- News and Stories
Appearing on CCTV, Praised by Netizens as a "Highlight of AI in China"! SenseTime’s SenseAvatar Makes Another Breakthrough with Image-to-Digital-Human Technology
At the recently aired "2025 China AI Gala" – a major CCTV event focusing on the development of the artificial intelligence industry – three AI digital avatars of singers Shi Yijie, Zhang Yingxi, and Cai Chengyu, created by the SenseAvatar team, performed the classic opera aria Nessun Dorma on stage alongside their real-life counterparts, and also sang in seven languages. Additionally, an AI digital avatar of Alan Turing, the "father of artificial intelligence," appeared at the gala. After the program was broadcast, the total views of related videos across all platforms exceeded 100 million. Netizens praised it as a "highlight of AI in China" and exclaimed that it "truly opens the door to a new world." This marks the second consecutive year that SenseAvatar has participated in this national-level technology event centered on AI.
SenseAvatar Image-to-Digital-Human Technology: One Photo + One Audio Clip = High-Quality Videos in Minutes
The AI digital avatars showcased at the event are powered by SenseTime’s proprietary SenseAvatar Image-to-Digital-Human Technology. Leveraging the multimodal capabilities of SenseTime’s SenseNova Multimodal Large Model, the technology only requires users to upload a photo of a person and input a text script or audio file, the AI will then automatically generate a dynamic video of the person, supporting multiple languages. It achieves lip-sync, movement coordination, and emotional expression that are almost indistinguishable from real humans.
Unlike most image-to-video tools on the market that are limited to 5-10 second short clips, SenseAvatar Image-to-Digital-Human Technology can stably generate dynamic videos of over 3 minutes, maintaining high consistency in character identity and background style throughout. Furthermore, it can accurately drive the character’s body movements via prompts (e.g., "waving hands"), even supporting fast and large-scale hand movements, solving the industry pain points of "stiff movements" and "disconnection from content."
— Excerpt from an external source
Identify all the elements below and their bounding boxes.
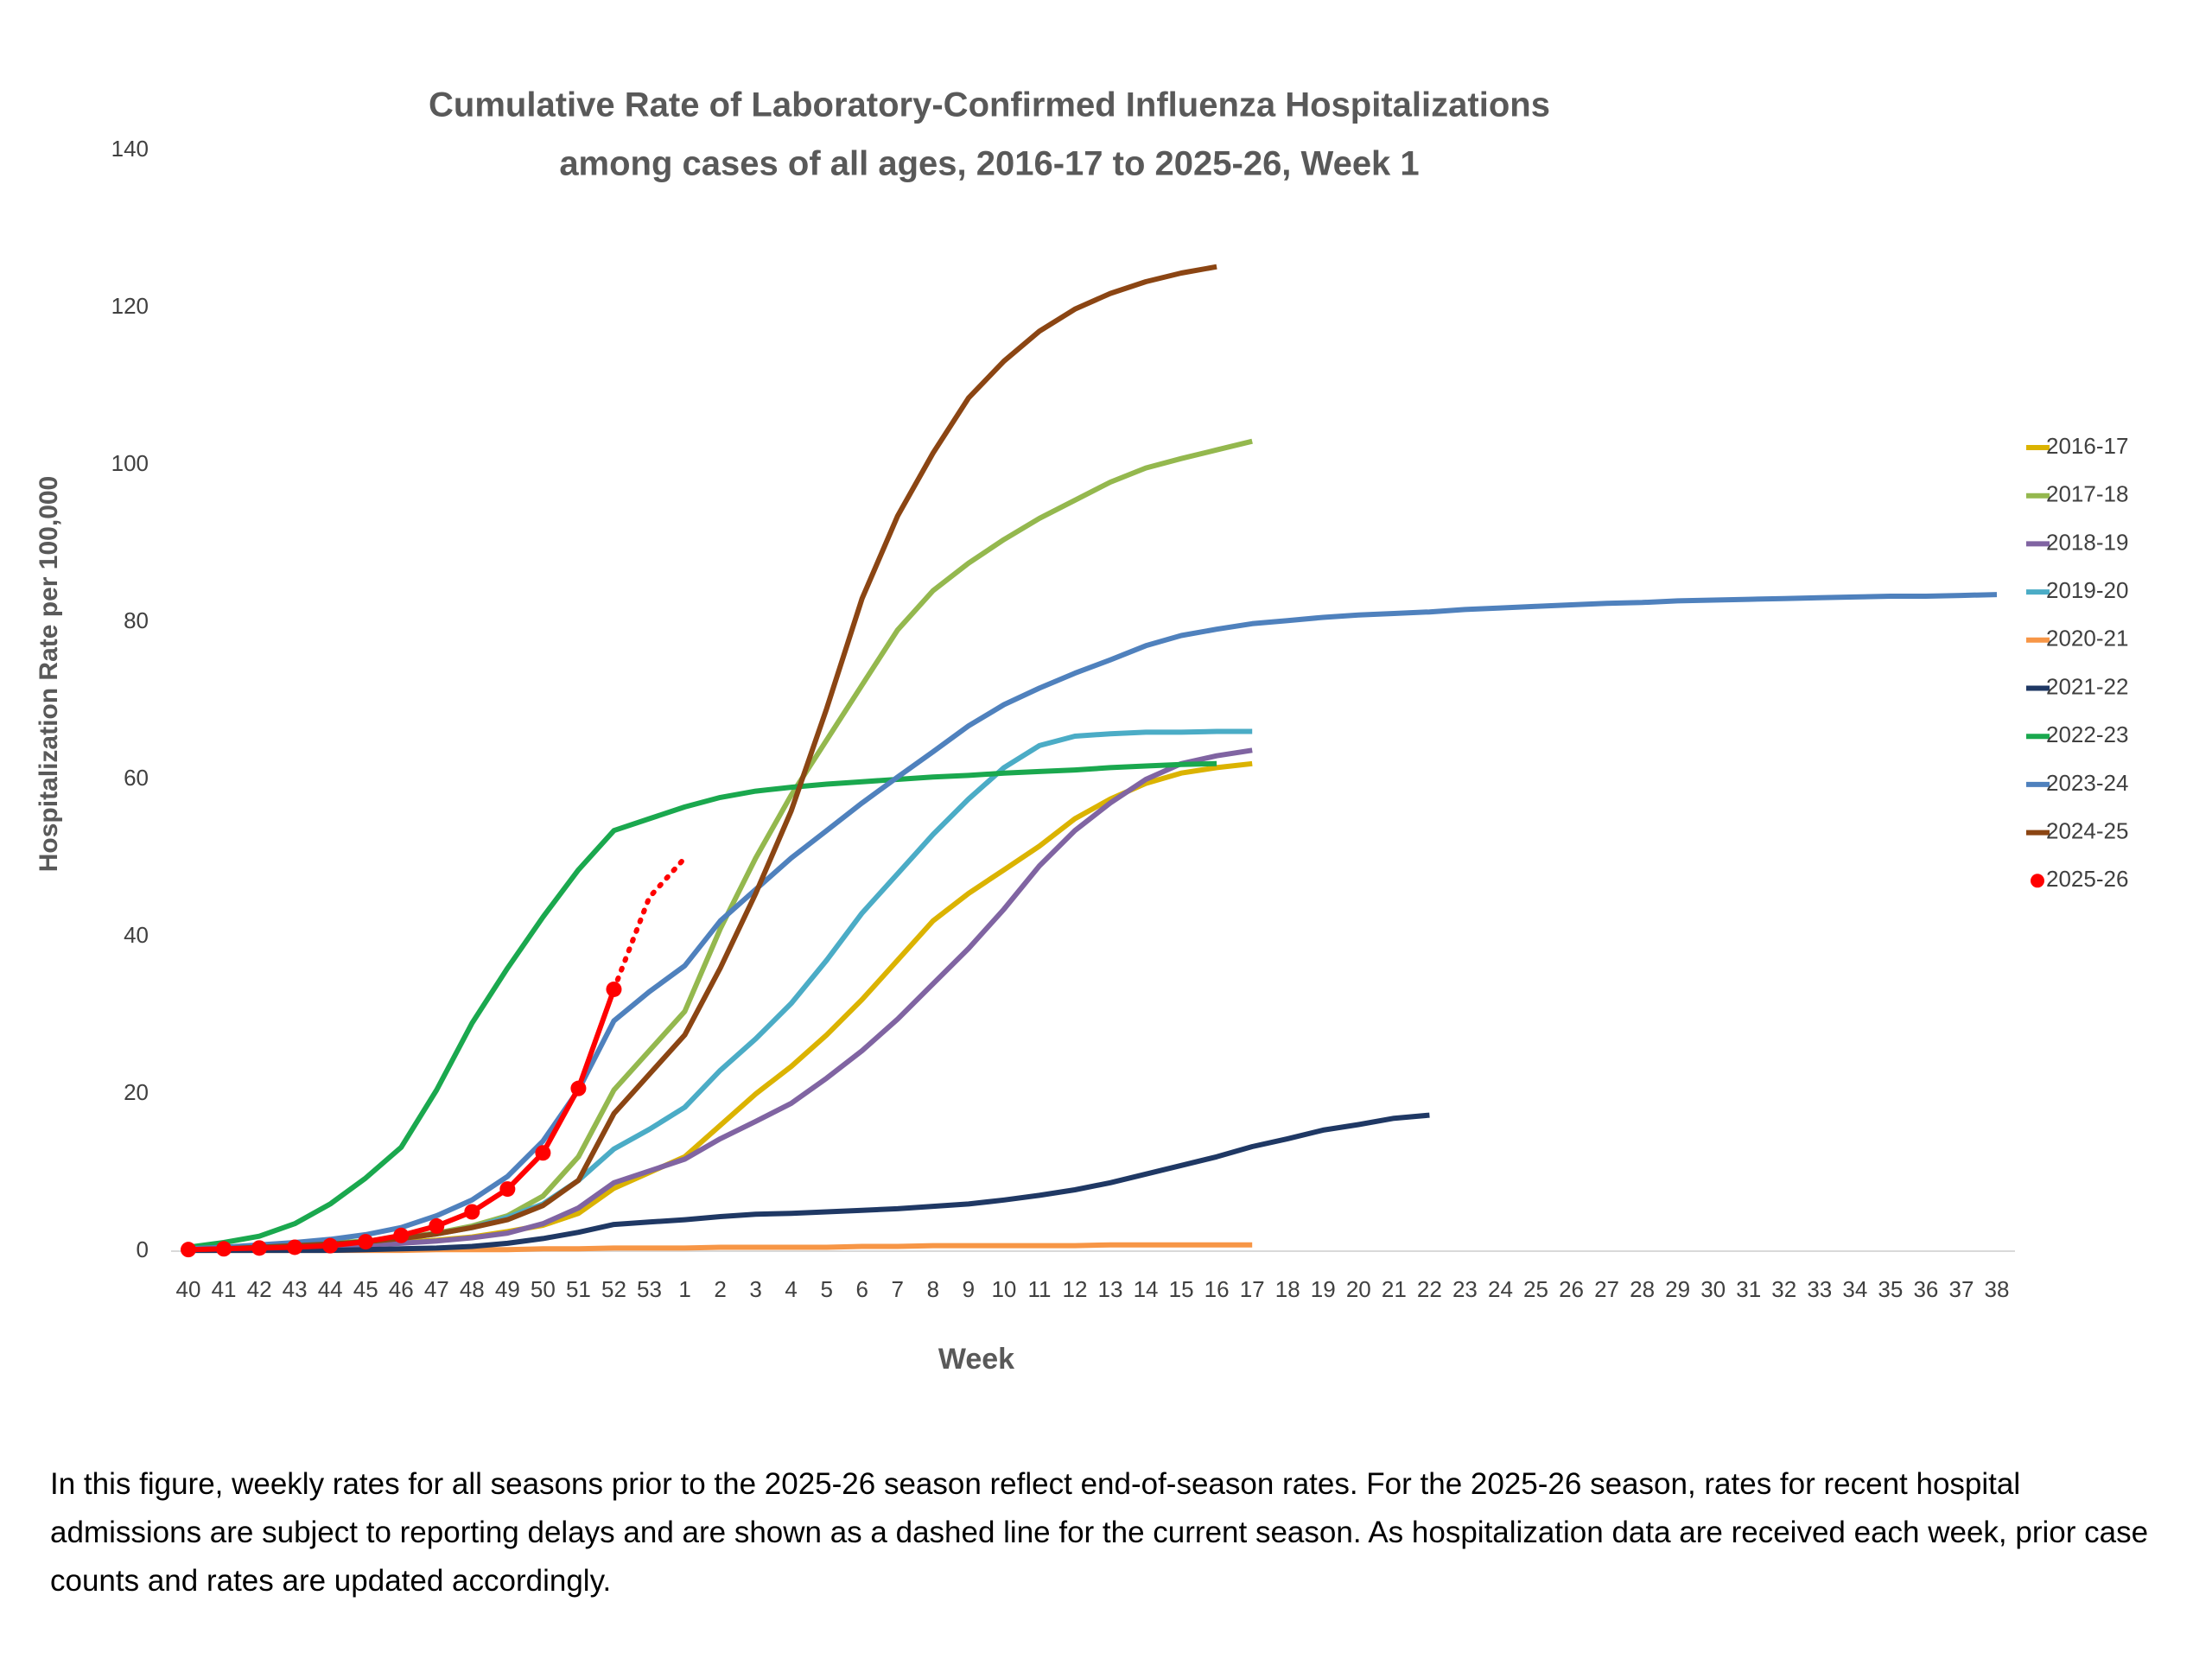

Diverse Styles & Wide Applications Across Marketing, Education, Cultural Tourism, Social Entertainment, and More
In terms of applications, SenseAvatar Image-to-Digital-Human Technology demonstrates strong flexibility, providing creators and enterprises with unprecedented room for expression. It supports API integration and private deployment to ensure data security and meet customized needs. Real-person photos, anime characters, 3D virtual figures, and even animal figurines can all serve as " sources of inspiration”. The AI digital humans not only achieve Rap-level lip-sync accuracy but also display different emotions and body movements based on prompts. They also support multi-person scenarios, allowing users to specify which character speaks.
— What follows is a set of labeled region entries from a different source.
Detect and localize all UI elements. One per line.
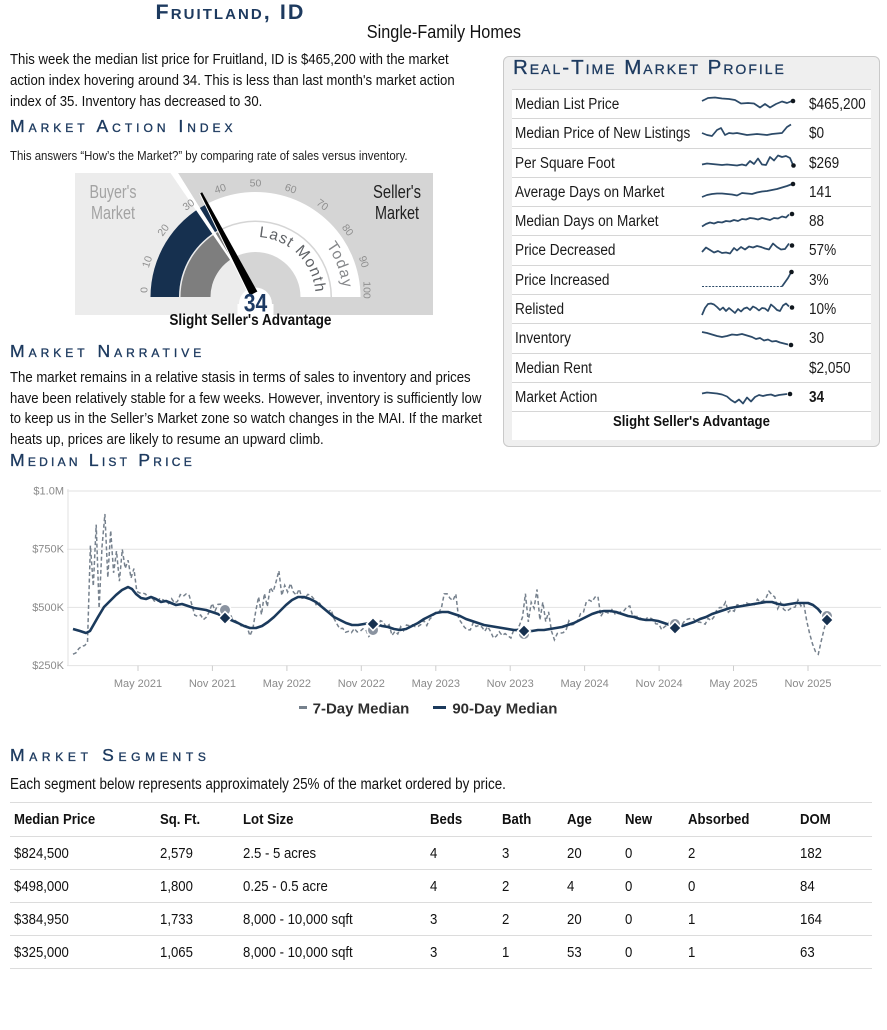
svg-text:Nov 2022: Nov 2022 [338, 678, 385, 690]
svg-text:May 2025: May 2025 [709, 678, 757, 690]
svg-text:Nov 2025: Nov 2025 [784, 678, 831, 690]
svg-text:Market: Market [375, 202, 419, 223]
svg-text:60: 60 [283, 182, 298, 197]
svg-text:Market: Market [91, 202, 135, 223]
svg-text:34: 34 [244, 290, 268, 316]
svg-text:$500K: $500K [32, 602, 64, 614]
svg-text:Buyer's: Buyer's [90, 181, 137, 202]
svg-text:Nov 2023: Nov 2023 [487, 678, 534, 690]
svg-text:May 2022: May 2022 [263, 678, 311, 690]
svg-text:Nov 2021: Nov 2021 [189, 678, 236, 690]
svg-text:50: 50 [250, 178, 262, 190]
svg-text:$250K: $250K [32, 660, 64, 672]
svg-text:90: 90 [356, 254, 371, 269]
svg-text:10: 10 [140, 254, 155, 269]
svg-text:$750K: $750K [32, 544, 64, 556]
svg-text:100: 100 [360, 281, 372, 299]
svg-text:May 2024: May 2024 [560, 678, 608, 690]
svg-text:0: 0 [139, 287, 151, 293]
svg-text:May 2023: May 2023 [412, 678, 460, 690]
svg-text:Seller's: Seller's [373, 181, 421, 202]
svg-text:$1.0M: $1.0M [33, 486, 64, 498]
svg-text:May 2021: May 2021 [114, 678, 162, 690]
svg-text:Nov 2024: Nov 2024 [636, 678, 683, 690]
svg-text:40: 40 [213, 182, 228, 197]
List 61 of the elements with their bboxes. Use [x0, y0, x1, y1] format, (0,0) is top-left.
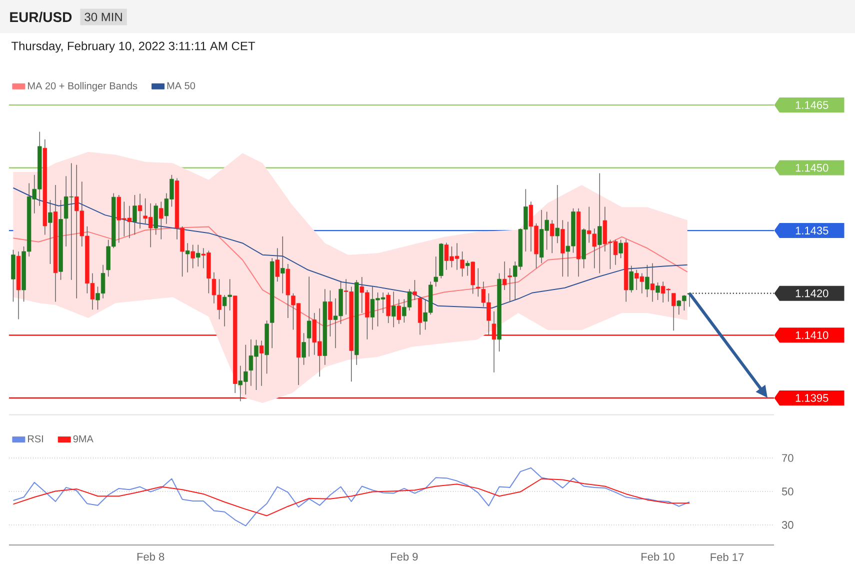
candlestick [306, 276, 312, 357]
candlestick [396, 298, 401, 324]
candlestick [259, 340, 264, 386]
candlestick [48, 200, 52, 264]
candlestick [629, 265, 634, 293]
text: Feb 17 [710, 552, 744, 562]
candlestick [650, 262, 655, 302]
line-series [12, 478, 690, 516]
candlestick [656, 282, 660, 300]
y-tick-label: 1.1410 [796, 331, 828, 340]
candlestick [492, 310, 496, 373]
candlestick [476, 268, 480, 298]
y-tick-label: 1.1395 [796, 394, 828, 402]
candlestick [190, 244, 195, 269]
candlestick [196, 244, 200, 267]
candlestick [672, 292, 676, 331]
line-series [12, 226, 688, 328]
candlestick [502, 261, 507, 290]
candlestick [132, 194, 137, 236]
line-series [12, 467, 690, 526]
candlestick [392, 291, 396, 328]
legend-label: 9MA [73, 435, 94, 442]
candlestick [228, 278, 232, 311]
candlestick [508, 268, 512, 302]
candlestick [555, 184, 560, 244]
y-tick-label: 70 [782, 454, 794, 462]
y-tick-label: 1.1465 [796, 101, 828, 109]
candlestick [434, 256, 438, 287]
x-tick-label: Feb 8 [137, 552, 164, 561]
candlestick [328, 290, 332, 337]
candlestick [460, 251, 464, 277]
y-tick-label: 30 [782, 521, 794, 529]
y-tick-label: 50 [782, 488, 794, 496]
chart-subtitle: Thursday, February 10, 2022 3:11:11 AM CET [11, 41, 256, 53]
legend-label: MA 50 [167, 82, 196, 90]
candlestick [222, 294, 227, 327]
candlestick [185, 242, 190, 273]
candlestick [275, 248, 280, 282]
candlestick [465, 260, 470, 276]
legend-label: RSI [28, 435, 43, 442]
y-tick-label: 1.1420 [796, 289, 828, 298]
y-tick-label: 1.1435 [796, 226, 828, 234]
candlestick [618, 239, 623, 259]
candlestick [560, 220, 565, 277]
y-tick-label: 1.1450 [796, 164, 828, 172]
candlestick [645, 264, 650, 298]
candlestick [159, 201, 164, 240]
text: 30 MIN [84, 12, 122, 22]
candlestick [302, 332, 306, 366]
x-tick-label: Feb 9 [391, 552, 418, 561]
candlestick [138, 193, 142, 229]
candlestick [386, 292, 390, 324]
candlestick [412, 280, 417, 300]
candlestick [280, 236, 285, 294]
candlestick [550, 220, 554, 254]
candlestick [470, 261, 475, 294]
candlestick [154, 203, 158, 236]
x-tick-label: Feb 10 [642, 552, 674, 561]
legend-label: MA 20 + Bollinger Bands [28, 82, 138, 92]
chart-title: EUR/USD [10, 12, 72, 22]
candlestick [598, 172, 602, 274]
Commercial Marketing: Enterprises only need a photo of an employee or model to quickly generate promotional videos or multilingual product explanations, significantly reducing filming and translation costs.
Media Communication: Self-media creators can use their own photos to generate talk show-style short videos; news organizations can achieve multilingual broadcasts using 3D character images.
Education & Culture: Photos of renowned teachers can "come to life" to explain knowledge points; restored images of historical figures in museums can tell stories behind cultural relics to visitors.
Cultural Tourism: Tourists can generate their own "time-travel short dramas" using a single photo, making travel experiences more immersive and interactive.
This breakthrough enables the technology to truly serve scenarios such as social entertainment, live-commerce marketing, teaching courses, brand stories, and cultural interpretation, breaking the long-standing "video duration bottleneck" in the industry. From traditional reliance on filming and modeling to now "generating realistic videos from one photo," SenseTime is reshaping the digital human industry landscape, allowing the public to participate in content creation with lower barriers and higher efficiency.